Elasticsearch: A Great Lab / Development Platform for Data Architects and DevOps
February 23, 2019

Elasticsearch: A Great Lab / Development Platform for Data Architects and DevOps

Anonymous | TrustRadius Reviewer
Score 7 out of 10
Vetted Review
Verified User

Overall Satisfaction with Elasticsearch

Elasticsearch (ES) is being used to measure the performance metrics of our web crawlers for our web metrics department. They employ a series of crawlers: setting up data feeds to an ELK stack to measure and monitor organic messages related to our marketing campaigns. It primarily allows us to bring advanced analytics in-house.
  • Free of SQL: ES does not have the overhead of relying on SQL. In fact, you can use most (if not all) DBMs out there.
  • Java: Normally, this is not a strength: Java is slow and cumbersome. I believe in this case, it's truly a feature: by utilizing a language with universal support, it makes ES VERY DevOps friendly, simply by being able to focus on Problem-oriented vs Solutions-based thinking.
  • Although ES has been known to consume RAM, it's very flexible, and I have implemented on a number of distinct hardware configuration with success.
  • Linux: It's not locked down to an OS (which is the way of the future), and as a result-running it on Linux means you get the power of Linux, in a data science package.
  • Elastic Search IS a resource hog: most of the time, I will run ES on a dedicated VM (often a dedicated blade, too!) and allow the other components of the stack to run on separate blades/VMs.

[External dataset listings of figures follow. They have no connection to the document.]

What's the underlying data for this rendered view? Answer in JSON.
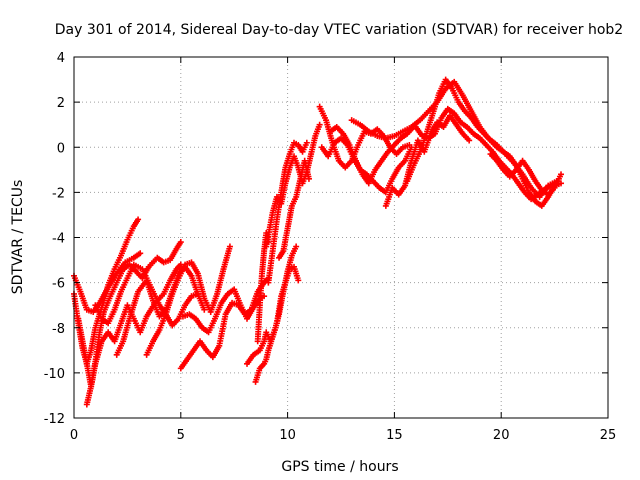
{
  "chart_data": {
    "type": "scatter",
    "title": "Day 301 of 2014, Sidereal Day-to-day VTEC variation (SDTVAR) for receiver hob2",
    "xlabel": "GPS time / hours",
    "ylabel": "SDTVAR / TECUs",
    "xlim": [
      0,
      25
    ],
    "ylim": [
      -12,
      4
    ],
    "xticks": [
      "0",
      "5",
      "10",
      "15",
      "20",
      "25"
    ],
    "yticks": [
      "4",
      "2",
      "0",
      "-2",
      "-4",
      "-6",
      "-8",
      "-10",
      "-12"
    ],
    "grid": true,
    "legend": "none",
    "marker": "plus",
    "series": [
      {
        "color": "#ff0000",
        "x": [
          0.0,
          0.3,
          0.6,
          0.9,
          1.2,
          1.6,
          2.0,
          2.4,
          2.8,
          3.1
        ],
        "y": [
          -5.7,
          -6.4,
          -7.2,
          -7.3,
          -6.9,
          -6.2,
          -5.6,
          -5.1,
          -4.9,
          -4.7
        ]
      },
      {
        "color": "#ff0000",
        "x": [
          0.0,
          0.2,
          0.4,
          0.6,
          0.8,
          1.0,
          1.2,
          1.4,
          1.6,
          1.9,
          2.2,
          2.5,
          2.8,
          3.0
        ],
        "y": [
          -6.5,
          -7.8,
          -8.9,
          -9.6,
          -9.0,
          -8.0,
          -7.4,
          -6.8,
          -6.1,
          -5.4,
          -4.8,
          -4.1,
          -3.5,
          -3.2
        ]
      },
      {
        "color": "#ff0000",
        "x": [
          0.2,
          0.4,
          0.6,
          0.8,
          1.0,
          1.2,
          1.4,
          1.7,
          2.0,
          2.3,
          2.6,
          2.9,
          3.2,
          3.5,
          3.9,
          4.2,
          4.5,
          4.8,
          5.0
        ],
        "y": [
          -7.6,
          -8.6,
          -9.6,
          -10.6,
          -9.5,
          -8.2,
          -7.3,
          -6.6,
          -6.0,
          -5.4,
          -5.2,
          -5.5,
          -5.8,
          -5.3,
          -4.9,
          -5.1,
          -5.0,
          -4.5,
          -4.2
        ]
      },
      {
        "color": "#ff0000",
        "x": [
          0.6,
          0.8,
          1.0,
          1.3,
          1.6,
          1.9,
          2.2,
          2.5,
          2.8,
          3.1,
          3.4,
          3.8,
          4.2,
          4.5,
          4.8,
          5.0
        ],
        "y": [
          -11.4,
          -10.6,
          -9.6,
          -8.6,
          -8.2,
          -8.6,
          -7.8,
          -7.0,
          -7.6,
          -8.2,
          -7.5,
          -6.9,
          -6.5,
          -5.9,
          -5.4,
          -5.2
        ]
      },
      {
        "color": "#ff0000",
        "x": [
          1.0,
          1.3,
          1.6,
          1.9,
          2.2,
          2.5,
          2.8,
          3.2,
          3.6,
          4.0,
          4.3,
          4.6,
          4.9,
          5.2,
          5.5,
          5.8
        ],
        "y": [
          -7.0,
          -7.6,
          -7.8,
          -7.2,
          -6.4,
          -5.8,
          -5.2,
          -5.4,
          -6.2,
          -7.0,
          -7.4,
          -7.9,
          -7.6,
          -7.0,
          -6.6,
          -6.5
        ]
      },
      {
        "color": "#ff0000",
        "x": [
          2.0,
          2.3,
          2.6,
          3.0,
          3.4,
          3.7,
          4.0,
          4.3,
          4.6,
          4.9,
          5.2,
          5.5,
          5.8,
          6.1
        ],
        "y": [
          -9.2,
          -8.6,
          -7.6,
          -6.4,
          -5.9,
          -6.8,
          -7.5,
          -7.2,
          -6.4,
          -5.6,
          -5.3,
          -5.7,
          -6.5,
          -7.2
        ]
      },
      {
        "color": "#ff0000",
        "x": [
          3.4,
          3.7,
          4.0,
          4.3,
          4.6,
          4.9,
          5.2,
          5.5,
          5.8,
          6.1,
          6.4,
          6.7,
          7.0,
          7.3
        ],
        "y": [
          -9.2,
          -8.6,
          -8.1,
          -7.4,
          -6.5,
          -5.8,
          -5.2,
          -5.1,
          -5.6,
          -6.7,
          -7.3,
          -6.5,
          -5.4,
          -4.4
        ]
      },
      {
        "color": "#ff0000",
        "x": [
          5.0,
          5.3,
          5.6,
          5.9,
          6.2,
          6.5,
          6.8,
          7.1,
          7.4,
          7.7,
          8.0,
          8.3,
          8.6,
          8.9,
          9.1
        ],
        "y": [
          -9.8,
          -9.4,
          -9.0,
          -8.6,
          -9.0,
          -9.3,
          -8.8,
          -7.4,
          -6.9,
          -7.0,
          -7.4,
          -7.2,
          -6.4,
          -6.0,
          -5.8
        ]
      },
      {
        "color": "#ff0000",
        "x": [
          5.1,
          5.4,
          5.7,
          6.0,
          6.3,
          6.6,
          6.9,
          7.2,
          7.5,
          7.8,
          8.1,
          8.4,
          8.7,
          8.9
        ],
        "y": [
          -7.5,
          -7.4,
          -7.6,
          -8.0,
          -8.2,
          -7.6,
          -6.9,
          -6.5,
          -6.3,
          -7.0,
          -7.6,
          -7.1,
          -6.7,
          -6.6
        ]
      },
      {
        "color": "#ff0000",
        "x": [
          8.1,
          8.4,
          8.7,
          8.9,
          9.0,
          9.2,
          9.4,
          9.6,
          9.8,
          10.0,
          10.2,
          10.4
        ],
        "y": [
          -9.6,
          -9.2,
          -9.0,
          -8.6,
          -8.2,
          -8.6,
          -8.1,
          -7.4,
          -6.4,
          -5.5,
          -4.8,
          -4.4
        ]
      },
      {
        "color": "#ff0000",
        "x": [
          8.5,
          8.7,
          8.9,
          9.0,
          9.1,
          9.3,
          9.5,
          9.7,
          9.9,
          10.1,
          10.3,
          10.5
        ],
        "y": [
          -10.4,
          -9.8,
          -9.6,
          -9.4,
          -9.0,
          -8.4,
          -7.8,
          -6.6,
          -6.0,
          -5.4,
          -5.3,
          -5.9
        ]
      },
      {
        "color": "#ff0000",
        "x": [
          8.6,
          8.7,
          8.8,
          8.9,
          9.0,
          9.1
        ],
        "y": [
          -8.6,
          -7.0,
          -5.6,
          -4.6,
          -3.8,
          -4.2
        ]
      },
      {
        "color": "#ff0000",
        "x": [
          9.0,
          9.3,
          9.5,
          9.7,
          9.9,
          10.1,
          10.3,
          10.5,
          10.7,
          10.9,
          11.1,
          11.3,
          11.5
        ],
        "y": [
          -4.4,
          -2.9,
          -2.2,
          -2.5,
          -1.6,
          -0.9,
          -0.4,
          -0.9,
          -1.6,
          -1.1,
          -0.3,
          0.5,
          1.0
        ]
      },
      {
        "color": "#ff0000",
        "x": [
          9.1,
          9.3,
          9.5,
          9.7,
          9.9,
          10.1,
          10.3,
          10.5,
          10.7,
          10.9
        ],
        "y": [
          -6.0,
          -4.6,
          -3.2,
          -2.0,
          -0.9,
          -0.3,
          0.2,
          0.1,
          -0.2,
          0.2
        ]
      },
      {
        "color": "#ff0000",
        "x": [
          9.6,
          9.8,
          10.0,
          10.2,
          10.4,
          10.6,
          10.8,
          11.0
        ],
        "y": [
          -4.9,
          -4.6,
          -3.6,
          -2.6,
          -2.2,
          -1.4,
          -0.6,
          -1.4
        ]
      },
      {
        "color": "#ff0000",
        "x": [
          11.5,
          11.8,
          12.1,
          12.4,
          12.7,
          13.0,
          13.3,
          13.6,
          13.9,
          14.2,
          14.5,
          14.8,
          15.1,
          15.4,
          15.7
        ],
        "y": [
          1.8,
          1.2,
          0.2,
          -0.6,
          -0.9,
          -0.6,
          0.1,
          0.7,
          0.6,
          0.8,
          0.5,
          0.0,
          -0.3,
          0.0,
          0.1
        ]
      },
      {
        "color": "#ff0000",
        "x": [
          11.6,
          11.9,
          12.2,
          12.5,
          12.8,
          13.1,
          13.4,
          13.7,
          14.0,
          14.3,
          14.6,
          14.9,
          15.2,
          15.5,
          15.8
        ],
        "y": [
          0.0,
          -0.4,
          0.2,
          0.4,
          0.1,
          -0.5,
          -1.0,
          -1.2,
          -1.5,
          -1.8,
          -2.0,
          -1.4,
          -0.9,
          -0.6,
          0.0
        ]
      },
      {
        "color": "#ff0000",
        "x": [
          12.0,
          12.3,
          12.6,
          12.9,
          13.2,
          13.5,
          13.8,
          14.1,
          14.4,
          14.7,
          15.0,
          15.3,
          15.6,
          15.9
        ],
        "y": [
          0.7,
          0.9,
          0.6,
          0.1,
          -0.6,
          -1.2,
          -1.6,
          -1.0,
          -0.6,
          -0.2,
          0.1,
          0.4,
          0.6,
          0.9
        ]
      },
      {
        "color": "#ff0000",
        "x": [
          13.0,
          13.4,
          13.8,
          14.2,
          14.6,
          15.0,
          15.4,
          15.8,
          16.2,
          16.6,
          17.0,
          17.4,
          17.8,
          18.2,
          18.6,
          19.0,
          19.4,
          19.8,
          20.2,
          20.6,
          21.0,
          21.4,
          21.8,
          22.2,
          22.6
        ],
        "y": [
          1.2,
          1.0,
          0.7,
          0.5,
          0.4,
          0.5,
          0.7,
          0.9,
          1.2,
          1.6,
          2.0,
          2.6,
          2.9,
          2.3,
          1.6,
          0.9,
          0.4,
          0.1,
          -0.3,
          -0.7,
          -1.2,
          -1.8,
          -2.2,
          -1.7,
          -1.5
        ]
      },
      {
        "color": "#ff0000",
        "x": [
          14.6,
          14.9,
          15.2,
          15.5,
          15.8,
          16.1,
          16.4,
          16.7,
          17.0,
          17.3,
          17.6,
          17.9,
          18.2,
          18.5
        ],
        "y": [
          -2.6,
          -1.8,
          -2.1,
          -1.7,
          -0.6,
          0.3,
          -0.2,
          0.6,
          1.1,
          0.9,
          1.4,
          1.0,
          0.6,
          0.3
        ]
      },
      {
        "color": "#ff0000",
        "x": [
          15.6,
          15.9,
          16.2,
          16.5,
          16.8,
          17.1,
          17.4,
          17.7,
          18.0,
          18.3,
          18.6,
          18.9,
          19.2,
          19.5,
          19.8,
          20.1,
          20.4,
          20.7,
          21.0,
          21.3,
          21.6,
          21.9,
          22.2,
          22.5,
          22.8
        ],
        "y": [
          -1.5,
          -0.8,
          -0.2,
          0.6,
          1.5,
          2.4,
          3.0,
          2.6,
          2.0,
          1.6,
          1.3,
          0.9,
          0.6,
          0.3,
          0.0,
          -0.2,
          -0.4,
          -0.8,
          -1.4,
          -2.0,
          -2.4,
          -2.6,
          -2.2,
          -1.7,
          -1.6
        ]
      },
      {
        "color": "#ff0000",
        "x": [
          16.0,
          16.3,
          16.6,
          16.9,
          17.2,
          17.5,
          17.8,
          18.1,
          18.4,
          18.7,
          19.0,
          19.3,
          19.6,
          19.9,
          20.2,
          20.5,
          20.8,
          21.1,
          21.4,
          21.7,
          22.0,
          22.3,
          22.6
        ],
        "y": [
          0.9,
          0.5,
          0.4,
          0.6,
          1.3,
          1.7,
          1.5,
          1.1,
          0.9,
          0.6,
          0.4,
          0.1,
          -0.2,
          -0.6,
          -0.9,
          -1.2,
          -1.6,
          -2.0,
          -2.3,
          -2.1,
          -1.9,
          -1.7,
          -1.6
        ]
      },
      {
        "color": "#ff0000",
        "x": [
          19.5,
          19.8,
          20.1,
          20.4,
          20.7,
          21.0,
          21.3,
          21.6,
          21.9,
          22.2,
          22.5,
          22.8
        ],
        "y": [
          -0.3,
          -0.6,
          -1.0,
          -1.3,
          -1.0,
          -0.6,
          -1.0,
          -1.5,
          -1.9,
          -2.1,
          -1.8,
          -1.2
        ]
      }
    ]
  }
}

  • Works great for small projects, but is NOT industrial strength: When you are performing a data architecture project, where you are capturing and mining datasets, ES is fine, until you start getting into much denser data sources (orders to TBs), such that ES will violate Data integrity.

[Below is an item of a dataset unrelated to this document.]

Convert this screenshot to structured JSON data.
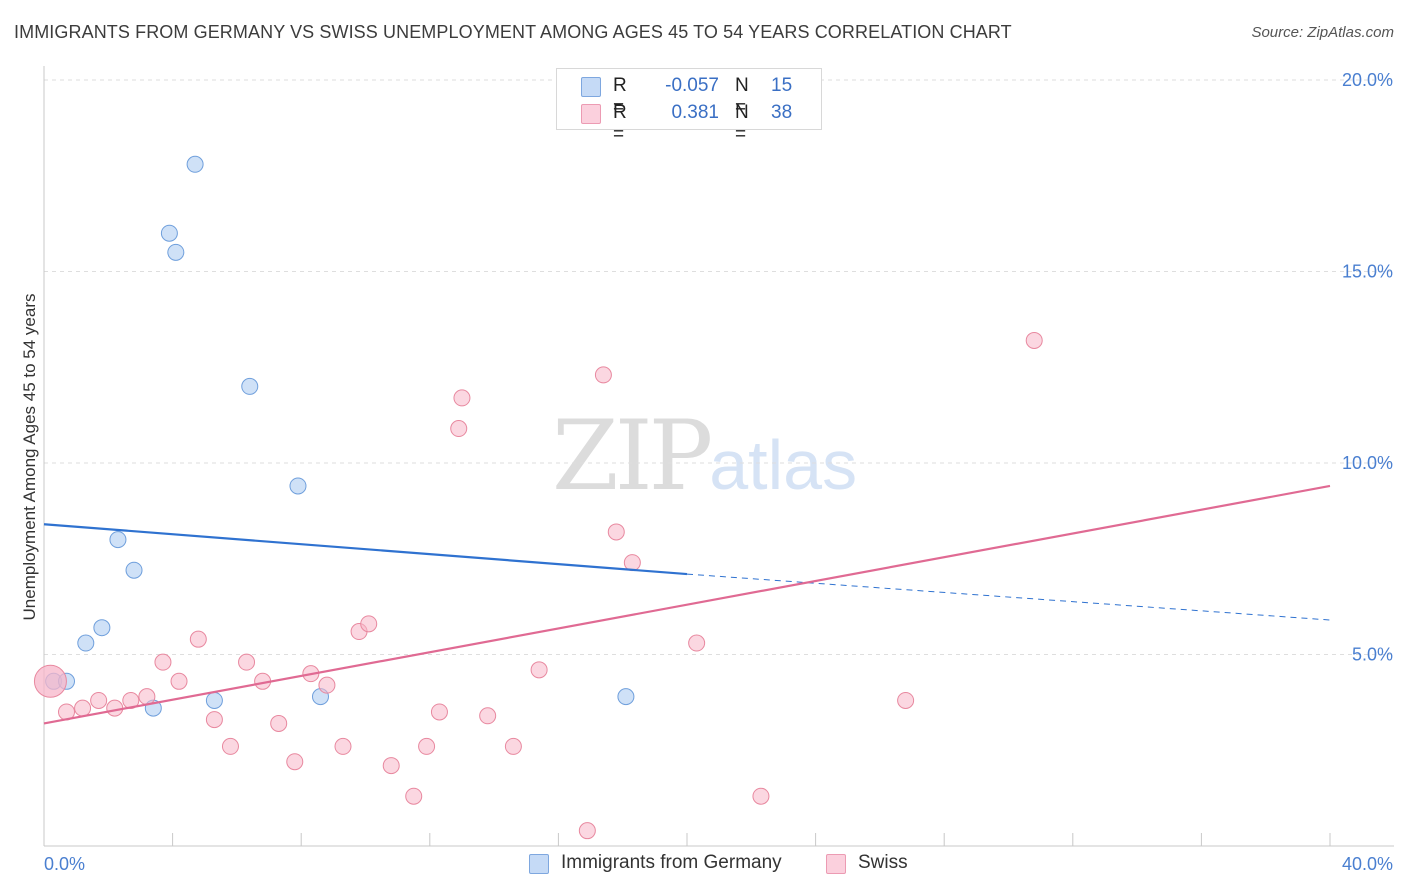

  • It only supports JSON output: Which is very friendly to a lot of DevOps/Data Architecture projects but may become a hassle when your endpoints require CVS, XML, etc.
  • (Negative) Expense: Just Time. Early on, I had issues getting it installed in an exotic distribution, so labor/hours invested.

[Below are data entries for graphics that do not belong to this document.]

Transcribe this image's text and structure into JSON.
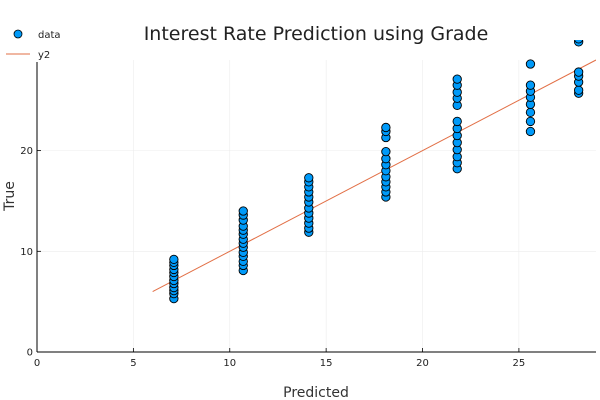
{
  "chart_data": {
    "type": "scatter",
    "title": "Interest Rate Prediction using Grade",
    "xlabel": "Predicted",
    "ylabel": "True",
    "xlim": [
      0,
      29
    ],
    "ylim": [
      0,
      29
    ],
    "x_ticks": [
      0,
      5,
      10,
      15,
      20,
      25
    ],
    "y_ticks": [
      0,
      10,
      20
    ],
    "grid": true,
    "legend_position": "top-left",
    "colors": {
      "data": "#009af9",
      "data_edge": "#000000",
      "y2": "#e26f46"
    },
    "series": [
      {
        "name": "data",
        "type": "scatter",
        "points": [
          [
            7.1,
            5.3
          ],
          [
            7.1,
            5.8
          ],
          [
            7.1,
            6.1
          ],
          [
            7.1,
            6.4
          ],
          [
            7.1,
            6.8
          ],
          [
            7.1,
            7.1
          ],
          [
            7.1,
            7.5
          ],
          [
            7.1,
            7.9
          ],
          [
            7.1,
            8.2
          ],
          [
            7.1,
            8.6
          ],
          [
            7.1,
            8.9
          ],
          [
            7.1,
            9.2
          ],
          [
            10.7,
            8.1
          ],
          [
            10.7,
            8.6
          ],
          [
            10.7,
            9.0
          ],
          [
            10.7,
            9.5
          ],
          [
            10.7,
            9.9
          ],
          [
            10.7,
            10.4
          ],
          [
            10.7,
            10.8
          ],
          [
            10.7,
            11.2
          ],
          [
            10.7,
            11.7
          ],
          [
            10.7,
            12.1
          ],
          [
            10.7,
            12.5
          ],
          [
            10.7,
            13.1
          ],
          [
            10.7,
            13.6
          ],
          [
            10.7,
            14.0
          ],
          [
            14.1,
            11.9
          ],
          [
            14.1,
            12.3
          ],
          [
            14.1,
            12.8
          ],
          [
            14.1,
            13.3
          ],
          [
            14.1,
            13.8
          ],
          [
            14.1,
            14.3
          ],
          [
            14.1,
            14.9
          ],
          [
            14.1,
            15.4
          ],
          [
            14.1,
            15.9
          ],
          [
            14.1,
            16.4
          ],
          [
            14.1,
            16.9
          ],
          [
            14.1,
            17.3
          ],
          [
            18.1,
            15.4
          ],
          [
            18.1,
            15.9
          ],
          [
            18.1,
            16.4
          ],
          [
            18.1,
            16.9
          ],
          [
            18.1,
            17.4
          ],
          [
            18.1,
            18.0
          ],
          [
            18.1,
            18.6
          ],
          [
            18.1,
            19.2
          ],
          [
            18.1,
            19.9
          ],
          [
            18.1,
            21.3
          ],
          [
            18.1,
            21.9
          ],
          [
            18.1,
            22.3
          ],
          [
            21.8,
            18.2
          ],
          [
            21.8,
            18.8
          ],
          [
            21.8,
            19.4
          ],
          [
            21.8,
            20.1
          ],
          [
            21.8,
            20.8
          ],
          [
            21.8,
            21.5
          ],
          [
            21.8,
            22.2
          ],
          [
            21.8,
            22.9
          ],
          [
            21.8,
            24.5
          ],
          [
            21.8,
            25.2
          ],
          [
            21.8,
            25.8
          ],
          [
            21.8,
            26.5
          ],
          [
            21.8,
            27.1
          ],
          [
            25.6,
            21.9
          ],
          [
            25.6,
            22.9
          ],
          [
            25.6,
            23.8
          ],
          [
            25.6,
            24.6
          ],
          [
            25.6,
            25.3
          ],
          [
            25.6,
            25.9
          ],
          [
            25.6,
            26.5
          ],
          [
            25.6,
            28.6
          ],
          [
            28.1,
            25.7
          ],
          [
            28.1,
            26.0
          ],
          [
            28.1,
            26.8
          ],
          [
            28.1,
            27.4
          ],
          [
            28.1,
            27.8
          ],
          [
            28.1,
            30.8
          ],
          [
            28.1,
            31.1
          ]
        ]
      },
      {
        "name": "y2",
        "type": "line",
        "points": [
          [
            6.0,
            6.0
          ],
          [
            29.0,
            29.0
          ]
        ]
      }
    ]
  }
}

  • (Positive) Configuration and Modularity: You don't *have* to implement a full ELK stack. In fact, you could just run one, two or three components. However, marrying up ES with something like Syslog-ng, you combine two very powerful, feature-rich software packages in their own right, into an amazingly powerful data collection and gathering tool.
  • (Positive) Shallow learning curve: if you can write your own Unix configuration files, you will be able to maintain and develop on Elasticsearch.
ES does not compete with the above packages but compliments them. By automating and mining logs, you are able to get a sense of the business process, marketing data or whatever else you need to capture and mine. The potential energy stored within Elasticsearch makes it a great tool to include in your DevOps toolbox.
Elasticsearch is great for development/research projects: It's fast, and *fairly* simple to set up. Project ideas of the calibre of: Watching a marketing feed from Twitter, or scraping sites. But for High availability in (say) a SCADA environment, probably not helpful. Though, I would recommend it for logging system nodes: such as a data center, trouble ticketing dashboard, or health/status visualizations.